ODOSINO DI CREMIGNANE

ODOSINO DI CREMIGNANE
(Fine VIII sec. d. C.)

« […] duemila prigionieri trasse con sé quell’esercito […] poi, dato fuoco al monastero, gettò dentro alle fiamme così legati com’erano.»

Nell’area di San Giorgio Basso, ai confini tra Montichiari e Carpenedolo, prosperava in epoca medievale un centro monastico retto dai canonici regolari agostiniani, come provato da una bolla di papa Celestino III indirizzata nel 1194 al prevosto e ai canonici stessi.

Gli storici bresciani Biemmi e Odorici raccontano che nel 790 d.C., nel periodo di transizione tra il dominio dei Longobardi e dei Franchi, un certo frate Odosino del monastero di Cremignane (la più piccola frazione di Iseo) fu espulso dall’Ordine. Per vendetta contro la “regola”, il monaco raccolse più di diecimila seguaci e, spinto dall’odio, lanciò il suo “esercito” contro diversi monasteri bresciani e bergamaschi.
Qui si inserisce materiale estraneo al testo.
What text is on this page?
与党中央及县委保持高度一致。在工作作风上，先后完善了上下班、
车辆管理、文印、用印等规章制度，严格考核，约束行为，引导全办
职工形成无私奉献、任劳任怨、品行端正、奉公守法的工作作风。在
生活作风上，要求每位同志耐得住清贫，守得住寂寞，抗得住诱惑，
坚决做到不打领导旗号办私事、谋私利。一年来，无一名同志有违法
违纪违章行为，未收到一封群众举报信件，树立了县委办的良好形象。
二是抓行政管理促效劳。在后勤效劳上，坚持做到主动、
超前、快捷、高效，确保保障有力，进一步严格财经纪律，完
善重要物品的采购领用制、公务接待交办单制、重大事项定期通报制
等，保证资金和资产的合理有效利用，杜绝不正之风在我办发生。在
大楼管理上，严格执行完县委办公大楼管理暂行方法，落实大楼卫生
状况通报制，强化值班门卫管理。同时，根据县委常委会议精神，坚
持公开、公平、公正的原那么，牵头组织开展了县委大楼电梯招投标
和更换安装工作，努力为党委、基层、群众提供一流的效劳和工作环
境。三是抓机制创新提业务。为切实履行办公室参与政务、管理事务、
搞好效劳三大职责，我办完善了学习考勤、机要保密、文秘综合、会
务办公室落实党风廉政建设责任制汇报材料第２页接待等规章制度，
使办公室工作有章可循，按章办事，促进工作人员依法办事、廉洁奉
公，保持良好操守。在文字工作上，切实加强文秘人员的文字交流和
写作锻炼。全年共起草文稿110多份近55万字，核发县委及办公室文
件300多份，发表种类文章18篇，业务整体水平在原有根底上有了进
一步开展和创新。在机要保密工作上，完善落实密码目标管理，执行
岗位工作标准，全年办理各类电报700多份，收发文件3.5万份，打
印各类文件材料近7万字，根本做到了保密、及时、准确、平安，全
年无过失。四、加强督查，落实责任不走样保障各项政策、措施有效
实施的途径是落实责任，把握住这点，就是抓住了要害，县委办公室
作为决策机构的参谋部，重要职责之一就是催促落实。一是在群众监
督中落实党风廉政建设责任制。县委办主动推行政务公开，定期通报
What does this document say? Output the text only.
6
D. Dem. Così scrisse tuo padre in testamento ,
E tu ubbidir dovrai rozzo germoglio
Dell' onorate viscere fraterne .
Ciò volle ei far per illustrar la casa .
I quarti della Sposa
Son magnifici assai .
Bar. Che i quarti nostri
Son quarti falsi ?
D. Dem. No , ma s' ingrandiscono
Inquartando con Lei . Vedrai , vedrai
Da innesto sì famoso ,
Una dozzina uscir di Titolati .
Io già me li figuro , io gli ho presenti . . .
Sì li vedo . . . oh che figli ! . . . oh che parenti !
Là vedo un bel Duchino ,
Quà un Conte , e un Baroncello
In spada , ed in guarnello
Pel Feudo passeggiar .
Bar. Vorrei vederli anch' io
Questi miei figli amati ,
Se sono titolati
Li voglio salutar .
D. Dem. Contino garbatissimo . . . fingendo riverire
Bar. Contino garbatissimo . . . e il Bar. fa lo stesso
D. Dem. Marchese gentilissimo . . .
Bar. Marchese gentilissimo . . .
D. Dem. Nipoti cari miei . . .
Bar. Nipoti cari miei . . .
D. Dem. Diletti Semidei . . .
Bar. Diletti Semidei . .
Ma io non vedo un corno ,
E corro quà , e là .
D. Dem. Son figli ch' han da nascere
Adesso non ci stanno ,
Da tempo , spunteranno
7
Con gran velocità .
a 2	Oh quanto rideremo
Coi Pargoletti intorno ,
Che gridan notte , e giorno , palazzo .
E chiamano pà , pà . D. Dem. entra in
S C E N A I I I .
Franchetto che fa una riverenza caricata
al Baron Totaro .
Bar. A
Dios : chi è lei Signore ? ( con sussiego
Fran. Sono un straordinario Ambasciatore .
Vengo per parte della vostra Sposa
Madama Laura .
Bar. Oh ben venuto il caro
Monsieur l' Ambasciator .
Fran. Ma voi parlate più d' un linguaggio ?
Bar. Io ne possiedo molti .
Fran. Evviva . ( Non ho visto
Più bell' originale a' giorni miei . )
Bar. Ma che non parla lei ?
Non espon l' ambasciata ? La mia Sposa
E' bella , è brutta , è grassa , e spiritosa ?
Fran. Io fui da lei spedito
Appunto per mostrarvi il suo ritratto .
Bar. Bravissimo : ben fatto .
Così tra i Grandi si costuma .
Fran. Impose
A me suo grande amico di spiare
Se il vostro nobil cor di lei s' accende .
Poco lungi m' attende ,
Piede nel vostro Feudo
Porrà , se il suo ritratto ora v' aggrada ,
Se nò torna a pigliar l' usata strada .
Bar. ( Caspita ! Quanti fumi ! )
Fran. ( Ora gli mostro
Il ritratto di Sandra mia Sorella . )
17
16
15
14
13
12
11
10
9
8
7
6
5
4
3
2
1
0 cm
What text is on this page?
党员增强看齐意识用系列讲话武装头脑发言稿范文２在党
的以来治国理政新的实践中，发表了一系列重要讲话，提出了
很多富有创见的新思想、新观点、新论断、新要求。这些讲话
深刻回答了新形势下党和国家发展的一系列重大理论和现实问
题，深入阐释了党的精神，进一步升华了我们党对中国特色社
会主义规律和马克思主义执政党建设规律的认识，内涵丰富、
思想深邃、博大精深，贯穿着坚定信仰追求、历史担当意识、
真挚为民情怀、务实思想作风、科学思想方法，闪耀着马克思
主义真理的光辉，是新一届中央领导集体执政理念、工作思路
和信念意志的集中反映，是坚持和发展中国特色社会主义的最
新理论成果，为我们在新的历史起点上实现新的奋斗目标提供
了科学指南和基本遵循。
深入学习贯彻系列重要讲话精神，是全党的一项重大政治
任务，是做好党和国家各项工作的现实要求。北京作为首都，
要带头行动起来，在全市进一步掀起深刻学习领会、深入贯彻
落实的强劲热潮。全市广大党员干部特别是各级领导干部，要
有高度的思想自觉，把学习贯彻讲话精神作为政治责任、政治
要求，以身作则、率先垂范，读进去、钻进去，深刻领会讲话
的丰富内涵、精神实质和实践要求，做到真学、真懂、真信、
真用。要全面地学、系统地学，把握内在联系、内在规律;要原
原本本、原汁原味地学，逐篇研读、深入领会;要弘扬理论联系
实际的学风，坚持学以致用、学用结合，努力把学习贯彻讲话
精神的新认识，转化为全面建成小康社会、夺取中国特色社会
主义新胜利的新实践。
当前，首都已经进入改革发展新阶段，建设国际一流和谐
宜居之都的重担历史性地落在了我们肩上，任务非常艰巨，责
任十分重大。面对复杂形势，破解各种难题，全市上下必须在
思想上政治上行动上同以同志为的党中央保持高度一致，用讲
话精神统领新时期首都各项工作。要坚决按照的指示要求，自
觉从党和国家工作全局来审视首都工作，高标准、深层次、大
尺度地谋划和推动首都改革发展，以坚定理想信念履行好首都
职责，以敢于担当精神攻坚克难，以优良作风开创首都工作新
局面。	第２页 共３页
L’ultima vittima designata di quell’armata raccogliticcia fu proprio il sito di San Giorgio, presso il quale furono massacrati e arsi vivi duemila prigionieri. Odosino di Cremignane e i suoi furono poi sconfitti negli scontri successivi ed egli, catturato, finì al rogo in Brescia.

I particolari agghiaccianti narrati da Biemmi e Odorici, tuttavia, non hanno alcun riscontro ufficiale in studi e approfondimenti: pare si tratti di una tradizione non documentata nata attorno al castello di Gottolengo.

(in foto: il monastero di San Giorgio presso il quale si compì la strage per mano dei soldati di Odosino)

Michele Consoli

Biblioteca Comunale di Iseo

Fonti:

Biemmi G., Istoria di Brescia, due volumi, Brescia, Colombo, 1748.

Di Chiara F., Lo spirito dello sciamano rilegge un dramma lontano, Bresciaoggi, 2010.

Fappani A., Odosino, in «Enciclopedia Bresciana», 2018.

Odorici F., Storie bresciane dai primi tempi sino all’età nostra, Brescia, Gilberti, 1856.

Volpi V., Per una storia di Iseo\Fatti, fonti, frammenti, in «Quaderni della Biblioteca Comunale di Iseo», 18, Iseo, Biblioteca Comunale, 2016, p.15.